All this being said, the people on Twitter saying how pissing off Mike Glyer means they're doing something right are being incredibly childish. He discussed his own opinions on his own website with his own following--who did not, to my knowledge, venture out of File 770 to harass or even discuss with people not there-- and he made a report to the concom, which is the correct course of action if you perceive something like this to be harassment however absurd I may find that perception. (If the concom does anything other than go "no, this is ridiculous" I will have an issue with them, but that's a separate thing.) Once you accept a major award nomination, you move into a more pro-like space and it becomes like any other review: you show up in someone else's space, you take your lumps about what you see, especially given that everyone involved has specified that Natalie Luhrs didn't do anything wrong.

There's a certain amount of doublethink involved in simultaneously saying "File 770 is fading and irrelevant" and File 770 shooting to the top of the twitter discussion anytime it disagrees with the Twitterati or even hosts discussion for people who disagree with the Twitterati.

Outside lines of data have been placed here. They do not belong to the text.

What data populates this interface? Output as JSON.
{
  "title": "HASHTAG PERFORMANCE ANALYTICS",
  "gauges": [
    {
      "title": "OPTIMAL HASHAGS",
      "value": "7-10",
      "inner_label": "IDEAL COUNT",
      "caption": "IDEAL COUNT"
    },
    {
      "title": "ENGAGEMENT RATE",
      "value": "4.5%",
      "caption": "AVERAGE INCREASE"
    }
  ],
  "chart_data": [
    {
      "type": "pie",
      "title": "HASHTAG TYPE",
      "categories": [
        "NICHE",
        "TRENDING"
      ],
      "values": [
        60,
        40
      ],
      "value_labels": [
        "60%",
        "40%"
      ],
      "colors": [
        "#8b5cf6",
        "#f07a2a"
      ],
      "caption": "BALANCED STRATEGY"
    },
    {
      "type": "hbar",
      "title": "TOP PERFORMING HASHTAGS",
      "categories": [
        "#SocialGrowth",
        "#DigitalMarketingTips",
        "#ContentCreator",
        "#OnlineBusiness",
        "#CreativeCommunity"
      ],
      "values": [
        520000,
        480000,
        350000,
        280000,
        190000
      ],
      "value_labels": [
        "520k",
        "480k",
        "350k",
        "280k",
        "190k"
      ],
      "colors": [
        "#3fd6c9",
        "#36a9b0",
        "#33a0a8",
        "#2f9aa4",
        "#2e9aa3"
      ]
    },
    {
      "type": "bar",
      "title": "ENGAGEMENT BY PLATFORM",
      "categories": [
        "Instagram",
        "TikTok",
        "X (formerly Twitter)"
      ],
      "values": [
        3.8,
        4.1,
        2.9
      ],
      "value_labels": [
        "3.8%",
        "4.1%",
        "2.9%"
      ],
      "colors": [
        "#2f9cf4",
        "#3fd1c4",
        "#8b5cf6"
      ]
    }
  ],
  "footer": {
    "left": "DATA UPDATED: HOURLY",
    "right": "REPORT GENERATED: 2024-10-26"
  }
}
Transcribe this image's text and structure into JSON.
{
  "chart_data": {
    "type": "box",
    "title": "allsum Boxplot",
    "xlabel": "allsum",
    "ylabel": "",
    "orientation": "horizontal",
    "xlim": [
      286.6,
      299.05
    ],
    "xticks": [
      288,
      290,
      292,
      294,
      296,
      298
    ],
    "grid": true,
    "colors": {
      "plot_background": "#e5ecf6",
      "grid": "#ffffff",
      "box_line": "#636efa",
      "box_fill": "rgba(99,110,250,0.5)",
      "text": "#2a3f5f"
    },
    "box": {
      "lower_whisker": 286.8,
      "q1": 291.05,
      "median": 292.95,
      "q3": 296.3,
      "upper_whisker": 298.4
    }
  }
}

It starts to look an awful lot like y'all care what's being said there.

(Honestly the heat Glyer takes frequently looks like the leftist version of the heat Scalzi takes; there's this faction of the Twitterati that's just decided he's Terrible because he doesn't agree with them 100% of the time and he allows lively discussion which is sometimes critical of authors or author behavior, and the end result has been a number of people who appear to have put him in the same category as the Puppies, and now you have another example of Reasons I Am Not On Twitter.)

So yes. My opinion on this whole thing is basically "Internet people gonna internet" and lamenting the lack of conversations about the rest of the Hugo finalists and I just required an awful lot of words to say that.
elf: Strongbow from EQ Hidden Years (Facepalm)

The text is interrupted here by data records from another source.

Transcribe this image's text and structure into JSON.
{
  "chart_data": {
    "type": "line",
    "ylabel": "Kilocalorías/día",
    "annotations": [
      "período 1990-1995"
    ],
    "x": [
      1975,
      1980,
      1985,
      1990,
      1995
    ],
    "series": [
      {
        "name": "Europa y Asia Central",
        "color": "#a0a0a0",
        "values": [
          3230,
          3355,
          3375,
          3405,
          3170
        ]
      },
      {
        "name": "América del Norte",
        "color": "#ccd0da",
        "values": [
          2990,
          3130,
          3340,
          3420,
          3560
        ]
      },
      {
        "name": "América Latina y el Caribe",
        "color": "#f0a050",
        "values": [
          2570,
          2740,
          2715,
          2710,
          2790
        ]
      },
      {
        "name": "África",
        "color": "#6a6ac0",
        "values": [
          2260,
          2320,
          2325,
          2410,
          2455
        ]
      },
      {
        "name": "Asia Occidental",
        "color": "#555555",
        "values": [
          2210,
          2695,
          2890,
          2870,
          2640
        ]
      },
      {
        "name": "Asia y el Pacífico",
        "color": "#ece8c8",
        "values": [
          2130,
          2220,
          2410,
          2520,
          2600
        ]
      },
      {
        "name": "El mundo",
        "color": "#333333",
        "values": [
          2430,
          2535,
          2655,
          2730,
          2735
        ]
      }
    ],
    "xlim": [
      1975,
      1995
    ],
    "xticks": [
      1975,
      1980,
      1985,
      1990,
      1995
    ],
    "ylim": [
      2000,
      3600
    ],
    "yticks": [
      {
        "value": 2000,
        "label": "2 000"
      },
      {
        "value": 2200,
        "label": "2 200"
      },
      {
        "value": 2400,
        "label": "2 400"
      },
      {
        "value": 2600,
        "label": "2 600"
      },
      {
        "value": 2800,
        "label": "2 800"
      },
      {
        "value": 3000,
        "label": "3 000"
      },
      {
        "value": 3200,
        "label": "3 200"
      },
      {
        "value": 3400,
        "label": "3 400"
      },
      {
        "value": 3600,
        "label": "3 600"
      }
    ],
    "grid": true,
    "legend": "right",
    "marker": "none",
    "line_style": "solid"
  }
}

[personal profile] elf 2021-04-17 07:54 am (UTC)(link)
There's new Hugo drama? Already? Agh, I was barely caught up with the Baen drama.

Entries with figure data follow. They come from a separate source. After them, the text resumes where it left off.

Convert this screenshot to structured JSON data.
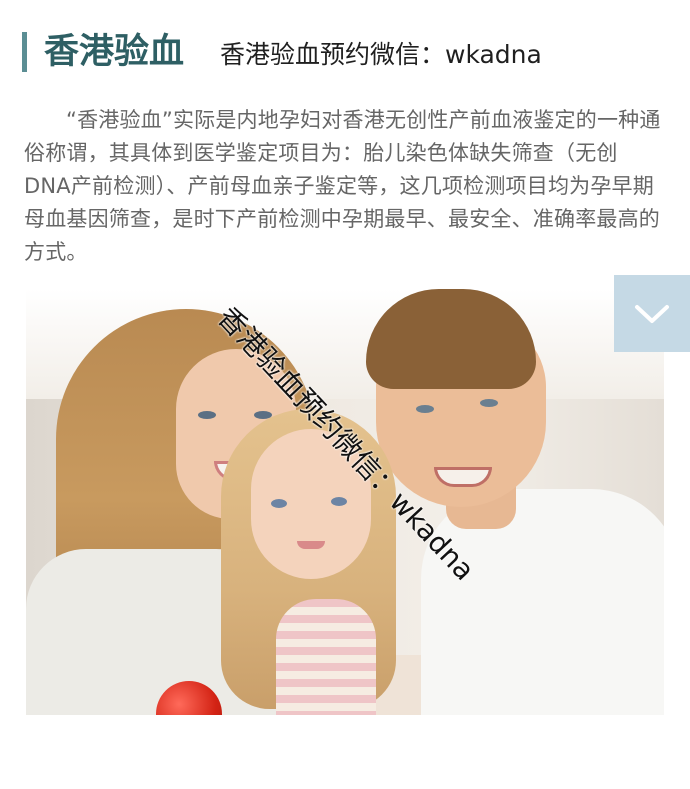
{
  "header": {
    "title": "香港验血",
    "subtitle": "香港验血预约微信：wkadna"
  },
  "article": {
    "intro": "“香港验血”实际是内地孕妇对香港无创性产前血液鉴定的一种通俗称谓，其具体到医学鉴定项目为：胎儿染色体缺失筛查（无创DNA产前检测）、产前母血亲子鉴定等，这几项检测项目均为孕早期母血基因筛查，是时下产前检测中孕期最早、最安全、准确率最高的方式。"
  },
  "photo": {
    "watermark": "香港验血预约微信：wkadna"
  },
  "controls": {
    "scroll_icon": "chevron-down-icon"
  },
  "colors": {
    "accent": "#5b8e94",
    "title": "#2e5f64",
    "scroll_button": "#c5d9e5"
  }
}
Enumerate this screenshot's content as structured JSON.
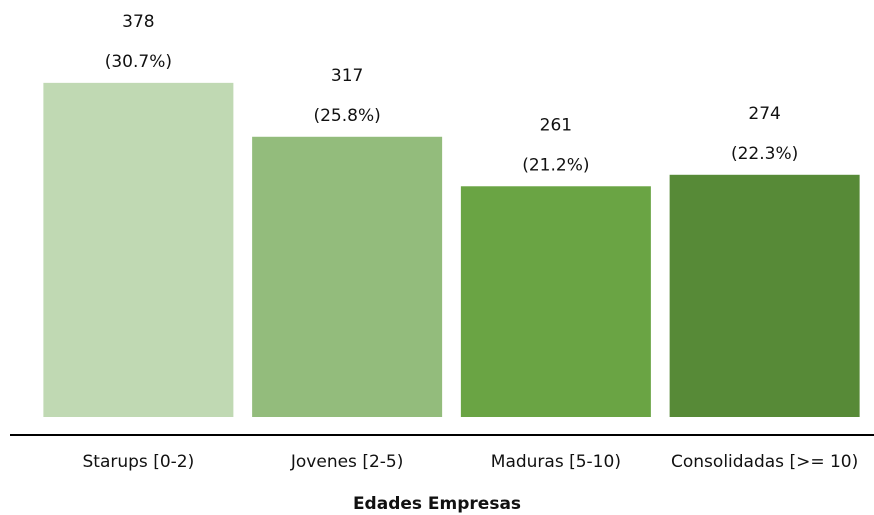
{
  "chart_data": {
    "type": "bar",
    "xlabel": "Edades Empresas",
    "categories": [
      "Starups [0-2)",
      "Jovenes [2-5)",
      "Maduras [5-10)",
      "Consolidadas [>= 10)"
    ],
    "values": [
      378,
      317,
      261,
      274
    ],
    "percent_labels": [
      "(30.7%)",
      "(25.8%)",
      "(21.2%)",
      "(22.3%)"
    ],
    "colors": [
      "#c0d9b3",
      "#93bc7c",
      "#6aa444",
      "#578a37"
    ],
    "ylim": [
      0,
      400
    ]
  }
}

I would also like to see an end to "this year's Hugo drama is next year's BRW nominee." Unfortunately, I can see how it happens, and why it's likely to continue.

Worldcon is shrinking. Not so much in numbers (although, last few years, by numbers too). But in comparison to the scifi/fantasy/horror/speculative fiction industries, fandoms, media, and other communities... Worldcon is no longer a representative sample. The Hugos aren't selected from what most SFFH etc. fans agree are the best of the genre; they're selected from what Worldcon members mostly agree are the best of the genre.

Crunchyroll has three million paying subscribers; I'm willing to bet they don't think an episode of The Good Place was the best short-form scifi dramatic presentation of 2020. But they are, for the most part, not WSFS members, and so their opinions don't count.

Likewise, the dramas that rage through the younger SFFH etc. fandom communities online, don't mostly get noticed by Worldcon members.

My choice for best related work of 2020? The November 5 memestorm on Tumblr, combining Supernatural, US election counts, Dr. Who, Putin's resignation (fake), Dabi's identity reveal, "Rudy at Four Seasons, When the Campaign Ended," and a swarm of rumored or confirmed upcoming fannish events.

But that didn't have a single author. Doesn't have a single format, even. It was an event and an experience... like watching the moon landing in 69, which did win a Hugo. (Moon landing was arguably a scifi-related event; the election wasn't. But a lot of the reactions were.)

A lot of WSFS doesn't like works without an identifiable creator, and that was before the AO3 drama. So with that bias in place, and a great deal of fannish activity happening in communities they're not part of, what's most obviously eligible for BRW is "Nonfiction books published on topics of great interest to SFFH fans" and "recent drama in the WSFS fannish community." And drama's more interesting than books.

It's possible that we'll hit a point of "this year's drama is too scattered and incoherent to be nominated next year" and we'll get a few years of "nobody wants to go through all that again." But unless the structure of the awards or the shape of the community changes, I suspect this is going to be a recurring problem.